Lizard nodded apologetically to the crowd, swabbed his brow, and gulped air. Just as he pressed his mouth back to the lip of the trumpet—three horn blasts, perfectly pitched E notes, rattled his left eardrum.

Lizard turned toward the sound, his fingers still dancing over the valve pistons, all Es, all Es—building, building—and at the moment when he was supposed to drop back to D and bear down in a sort of dazzling placidity, his gray-green eyes clashed with Louis Armstrong’s brown ones and Lizard lost his breath a second time.

Buoyed by cheers and applause, Louis swaggered into the parlor, retrieved the note Lizard had dropped, and went on to remind everyone why he was the king.

They performed three songs together, Louis nodding approvingly, patting Lizard on the back like a proud father.

Later, in the backyard, beneath an ever-brightening sky, seemingly oblivious to the February morning bite, Lizard found Louis Armstrong perched on a rusty lawn chair holding court. His black-and-gray-checkered dress shirt was unbuttoned to the navel, revealing a white cotton undershirt. Dangling from the gold chain around his neck was a hexagram the size of a half-dollar fashioned from the same precious metal.

When Louis waved Lizard over, the cluster of men parted. Lizard grabbed a milk crate and edged into the space they’d made for him. He sat quietly, reveling in their stories of music, women, and the ups and downs of life, until one by one the men began to drift away, eventually leaving Lizard and Louis alone.

“Call me Pops,” Louis said when Lizard started yet another question with, “Mr. Armstrong . . .”

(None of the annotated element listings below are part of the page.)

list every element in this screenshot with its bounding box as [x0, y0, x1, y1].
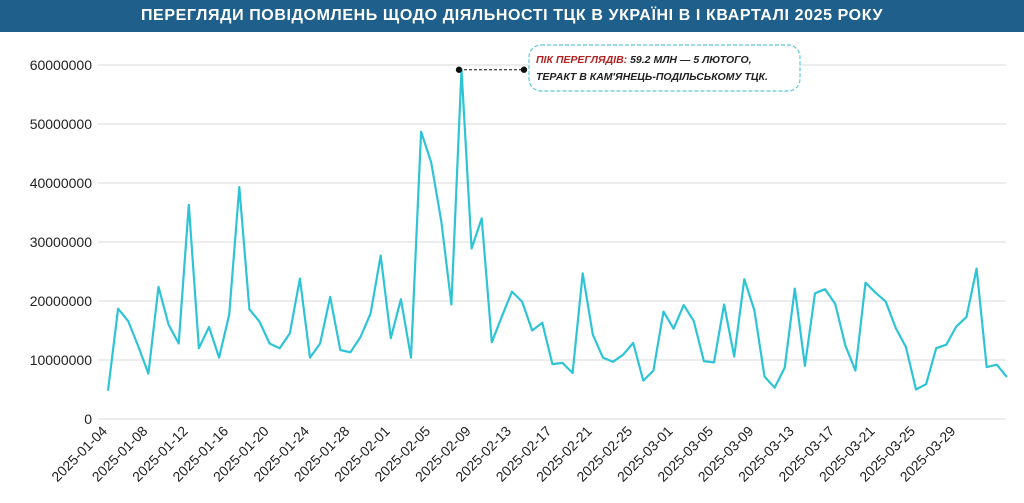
chart-title: ПЕРЕГЛЯДИ ПОВІДОМЛЕНЬ ЩОДО ДІЯЛЬНОСТІ ТЦ… [0, 0, 1024, 32]
y-tick-label: 40000000 [30, 175, 93, 191]
annotation-text-line-2: ТЕРАКТ В КАМ'ЯНЕЦЬ-ПОДІЛЬСЬКОМУ ТЦК. [536, 71, 768, 83]
y-tick-label: 10000000 [30, 352, 93, 368]
annotation-box [528, 44, 801, 92]
annotation-label: ПІК ПЕРЕГЛЯДІВ: [536, 54, 627, 66]
annotation-anchor-dot [520, 66, 528, 73]
peak-annotation: ПІК ПЕРЕГЛЯДІВ: 59.2 МЛН — 5 ЛЮТОГО, ТЕР… [455, 44, 801, 92]
peak-point [455, 66, 463, 73]
y-tick-label: 50000000 [30, 116, 93, 132]
y-tick-label: 60000000 [30, 57, 93, 73]
series-line [106, 68, 1008, 391]
x-axis-ticks: 2025-01-042025-01-082025-01-122025-01-16… [48, 423, 959, 485]
y-tick-label: 30000000 [30, 234, 93, 250]
y-tick-label: 20000000 [30, 293, 93, 309]
annotation-text-line-1: ПІК ПЕРЕГЛЯДІВ: 59.2 МЛН — 5 ЛЮТОГО, [536, 54, 752, 66]
annotation-text-1: 59.2 МЛН — 5 ЛЮТОГО, [627, 54, 751, 66]
y-axis-ticks: 0 10000000 20000000 30000000 40000000 5000000… [30, 57, 93, 427]
y-tick-label: 0 [84, 411, 92, 427]
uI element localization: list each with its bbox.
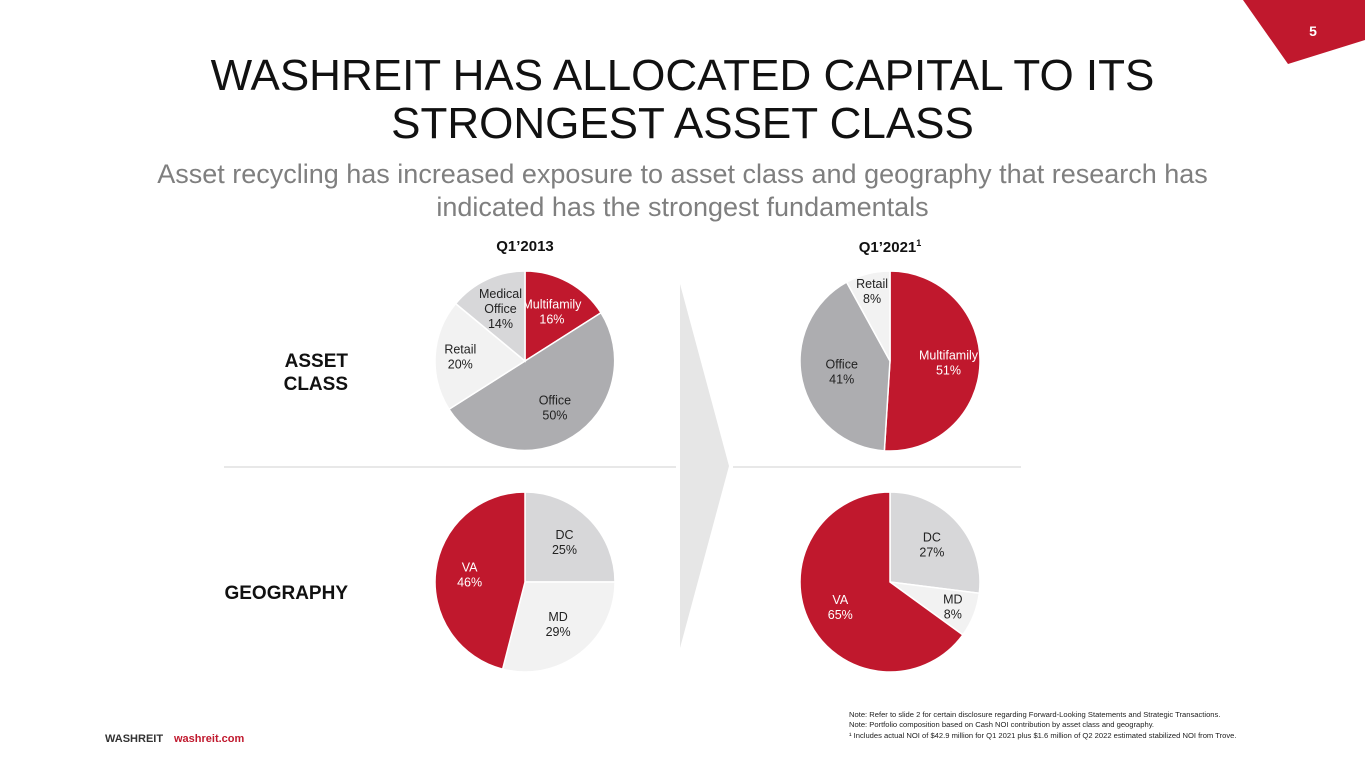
slice-percent: 51% [936, 363, 961, 377]
footnotes: Note: Refer to slide 2 for certain discl… [849, 710, 1236, 741]
slice-name: MD [943, 592, 962, 606]
slice-name: VA [832, 593, 848, 607]
footer-brand: WASHREIT [105, 733, 164, 745]
pie-q1-2013-geography: DC 25% MD 29% VA 46% [434, 491, 616, 673]
page-subtitle: Asset recycling has increased exposure t… [100, 158, 1265, 224]
pie-q1-2021-asset-class: Multifamily 51% Office 41% Retail 8% [799, 270, 981, 452]
slice-label: Office 41% [825, 357, 857, 386]
slice-percent: 41% [829, 372, 854, 386]
column-header-q1-2021-text: Q1’2021 [858, 239, 917, 256]
slice-name: Medical [479, 287, 522, 301]
slice-percent: 16% [539, 313, 564, 327]
pie-slice-retail [845, 270, 891, 362]
pie-q1-2013-asset-class: Multifamily 16%Office 50%Retail 20%Medical O… [434, 270, 616, 452]
slice-percent: 29% [546, 625, 571, 639]
title-line-1: WASHREIT HAS ALLOCATED CAPITAL TO ITS [210, 51, 1155, 100]
slice-label: Medical Office 14% [479, 287, 522, 331]
slice-label: Multifamily 16% [522, 298, 582, 327]
slice-percent: 50% [542, 409, 567, 423]
row-label-asset-class: ASSET CLASS [250, 350, 348, 396]
column-header-q1-2013: Q1’2013 [496, 238, 554, 255]
slice-name: Office [825, 357, 857, 371]
pie-slice-office [447, 311, 616, 452]
note-1: Note: Refer to slide 2 for certain discl… [849, 710, 1221, 719]
subtitle-line-1: Asset recycling has increased exposure t… [157, 159, 1208, 189]
slice-percent: 14% [488, 317, 513, 331]
slice-label: VA 46% [457, 561, 482, 590]
slice-name: Multifamily [919, 348, 979, 362]
page-title: WASHREIT HAS ALLOCATED CAPITAL TO ITS ST… [0, 52, 1365, 148]
pie-slice-multifamily [524, 270, 603, 363]
slice-percent: 25% [552, 543, 577, 557]
slice-name: DC [555, 528, 573, 542]
slice-name: VA [462, 561, 478, 575]
column-header-q1-2021: Q1’20211 [820, 238, 960, 256]
footer-url-link[interactable]: washreit.com [174, 733, 245, 745]
slice-percent: 27% [919, 546, 944, 560]
slice-label: MD 29% [546, 610, 571, 639]
slice-name: Retail [856, 277, 888, 291]
pie-slice-multifamily [883, 270, 981, 452]
slice-name: Retail [444, 342, 476, 356]
page-number: 5 [1309, 23, 1317, 39]
transition-arrow [680, 284, 729, 648]
slice-name: Office [484, 302, 516, 316]
pie-slice-retail [434, 302, 527, 411]
subtitle-line-2: indicated has the strongest fundamentals [436, 192, 929, 222]
row-label-class: CLASS [283, 374, 348, 395]
pie-slice-md [501, 581, 616, 673]
slice-label: Multifamily 51% [919, 348, 979, 377]
slice-name: DC [923, 531, 941, 545]
slice-label: Office 50% [539, 394, 571, 423]
row-label-geography: GEOGRAPHY [224, 583, 348, 604]
slice-label: VA 65% [828, 593, 853, 622]
pie-slice-office [799, 281, 891, 452]
slice-label: DC 25% [552, 528, 577, 557]
slice-label: MD 8% [943, 592, 962, 621]
slice-percent: 8% [863, 292, 881, 306]
pie-slice-dc [889, 491, 981, 595]
pie-slice-va [434, 491, 526, 671]
slice-percent: 65% [828, 608, 853, 622]
pie-slice-va [799, 491, 964, 673]
slice-label: DC 27% [919, 531, 944, 560]
slice-name: Office [539, 394, 571, 408]
slice-name: MD [548, 610, 567, 624]
slice-percent: 46% [457, 576, 482, 590]
slice-label: Retail 20% [444, 342, 476, 371]
slice-percent: 20% [448, 357, 473, 371]
slice-name: Multifamily [522, 298, 582, 312]
slice-percent: 8% [944, 607, 962, 621]
slice-label: Retail 8% [856, 277, 888, 306]
row-label-asset: ASSET [284, 351, 348, 372]
pie-slice-medical [454, 270, 526, 363]
footnote-marker: 1 [916, 238, 922, 248]
note-3: ¹ Includes actual NOI of $42.9 million f… [849, 730, 1237, 740]
pie-slice-dc [524, 491, 616, 583]
title-line-2: STRONGEST ASSET CLASS [391, 99, 974, 148]
note-2: Note: Portfolio composition based on Cas… [849, 720, 1155, 730]
pie-q1-2021-geography: DC 27% MD 8% VA 65% [799, 491, 981, 673]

“This?” Louis pointed to the hexagram resting on his chest. He cupped it in his hand and stroked it lovingly with his thumb, explaining to Lizard that the pendant was a Jewish symbol known as the Star of David.

“You’re Jewish?” Lizard asked, stunned.

Louis snickered. “No, no, I’m not.”

“Then why do you wear it?”

Louis folded his arms. “Well, when I was growing up in New Orleans, there was this family called the Karnofskys who had a junk business. I needed a job to help support my family, and they gave me one. I was seven years old.”

Lizard’s head bobbed. “Seven?”

Louis held up seven fingers. “Anyway, them Karnofskys were different from most of the other white folk I’d come across.”

“Different how?”

Louis leaned forward and rubbed his knees. “Well, ya see, son, they ain’t never—not once—called me a nigger, ape, tar baby, or any of them other horrible names they call us black folk.” He waved his hands at Lizard. “’Course, you so light, you probably haven’t suffered that type of humiliation. They were a different kind of white folk; so different that they treated me like family. They fed me. Not at the back door neither. I ate right at the table with them! In fact, when things got too hot at my house, they took me in.”

Lizard’s eyes shone with astonishment.

“I thought white folk stuck together, so I was confused when I saw the treatment the family got from people who were white like them.”

Lizard leaned in. “What d’you mean? How’d they treat ’em?”

Louis shrugged. “Like niggers.”

“Why was that?”

“Because they were Jewish,” Louis said pointedly.

Lizard cast his eyes down to his shoes and frowned.

“That family was real good to me. When I left New Orleans for Chicago, Mrs. Karnofsky gave me this pendant.” He tapped the hexagram with his index finger. “And I’ve kept it with me ever since.”

Suddenly aware of the cold, Louis stood and raked his hands up and down his arms. “Son, I don’t hate anyone. That’s not to say that I don’t have it in me. I believe we all got it in us—but whenever I feel it trying to climb out, I look at this here pendant and am reminded that love is more powerful than hate will ever be.” He slowly buttoned his shirt. “I think I smell bacon. What about you? You ready for some breakfast?”

“Yes sir, Mr.—”

“Pops,” Louis said gently. “Call me Pops.”

“Yes sir, Pops.”

Lizard followed his icon to the door. Louis reached for the handle, turned his head, and asked, “So, why they call you Lizard?”

Lizard grinned. “Because Satchmo was already taken.”